Posted in , Jan 12, 2011
The first sign that San Francisco University High School track coach Jim Tracy had Amyotrophic Lateral Sclerosis, or ALS (also known as Lou Gehrig’s disease) was about five years ago, when one of his thumb muscles ceased functioning.
The debilitating disease advanced with ever-increasing speed. Three years ago Tracy, 60, a skilled runner, found himself for the first time unable to keep up with his athletes.
Prior to the start of the fall 2010 season, school athletic director Jim Ketcham gathered the girls cross-country team and informed them of Tracy’s condition. There was shock, tears. Tracy deteriorated rapidly after that. He sat in a chair at practice. Several times he fell down.
The team, sensing that Tracy would be forced to retire after the season, was determined to win the state championship. Particularly Holland Reynolds, the 16-year-old girls team captain. She was devoted to Tracy.
“He always tells the truth,” Reynolds told The New York Times. “If you ask him, ‘Well, how do you think I did today?’ he’ll tell you, ‘You had a bad race.’ It’s because of his honesty that when you receive a compliment from him, you know you’ve done really well, and it makes the runners want to strive to please him.”
The state championship was held in Fresno, California, in late November. The team seemed on its way to victory. One race remained: the 3.1-mile cross-country event, Reynolds’ specialty.
Reynolds passed the 2.5-mile marker in third place. Then something happened. She began to lose steam. A platoon of runners passed her. Perhaps it was because the weather was unseasonably cool, and she was fighting a slight cold. Maybe she didn’t drink enough water. But whatever the reason, she suddenly collapsed, two yards from the finish line, unable to regain her feet.

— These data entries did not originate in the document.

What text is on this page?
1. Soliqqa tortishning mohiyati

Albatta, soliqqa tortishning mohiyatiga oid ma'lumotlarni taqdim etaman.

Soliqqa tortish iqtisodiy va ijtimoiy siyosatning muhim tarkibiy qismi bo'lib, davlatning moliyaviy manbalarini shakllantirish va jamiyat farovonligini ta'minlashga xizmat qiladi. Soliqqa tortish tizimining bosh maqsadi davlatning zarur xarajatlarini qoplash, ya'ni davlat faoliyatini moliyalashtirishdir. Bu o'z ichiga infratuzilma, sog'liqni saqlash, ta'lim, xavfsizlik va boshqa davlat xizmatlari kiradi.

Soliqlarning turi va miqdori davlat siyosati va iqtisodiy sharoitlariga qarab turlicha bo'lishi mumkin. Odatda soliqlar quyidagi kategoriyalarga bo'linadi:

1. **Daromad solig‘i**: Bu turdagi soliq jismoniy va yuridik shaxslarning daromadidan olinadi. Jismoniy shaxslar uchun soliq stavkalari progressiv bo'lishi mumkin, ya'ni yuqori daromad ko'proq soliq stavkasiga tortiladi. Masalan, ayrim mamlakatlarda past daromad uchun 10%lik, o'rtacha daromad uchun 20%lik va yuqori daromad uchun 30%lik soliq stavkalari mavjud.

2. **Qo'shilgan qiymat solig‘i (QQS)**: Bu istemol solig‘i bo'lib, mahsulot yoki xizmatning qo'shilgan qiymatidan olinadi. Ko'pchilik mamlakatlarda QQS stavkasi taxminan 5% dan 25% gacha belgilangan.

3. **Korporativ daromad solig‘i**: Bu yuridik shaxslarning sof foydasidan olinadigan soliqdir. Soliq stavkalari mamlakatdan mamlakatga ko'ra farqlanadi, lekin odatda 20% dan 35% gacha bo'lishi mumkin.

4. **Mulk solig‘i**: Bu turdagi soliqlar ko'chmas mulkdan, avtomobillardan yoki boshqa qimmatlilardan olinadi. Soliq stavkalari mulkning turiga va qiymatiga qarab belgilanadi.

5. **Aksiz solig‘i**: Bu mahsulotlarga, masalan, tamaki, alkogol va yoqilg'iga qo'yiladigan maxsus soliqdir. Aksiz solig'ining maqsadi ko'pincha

Brian Weaver, a race official, rushed to her side. He told Reynolds what she already knew: If she finished the race, University High would win the championship. If she didn’t, she’d be disqualified and her team would lose.
Reynolds gathered her strength and began to crawl.
I would have picked her up and carried her straight to the ambulance [if she had been in immediate danger],” Weaver told The Times. “But she was able to make eye contact with me. Her body was tired, but she was mentally all there.”
Tracy, who was now wearing leg braces, hobbled to the finish line to meet up with Reynolds.
“It took over 20 seconds for her to crawl two yards,” he said in amazement.
The instant Reynolds crossed the line, Weaver, and others carried her to an ambulance. Hours later, she was well enough to return home—a champion.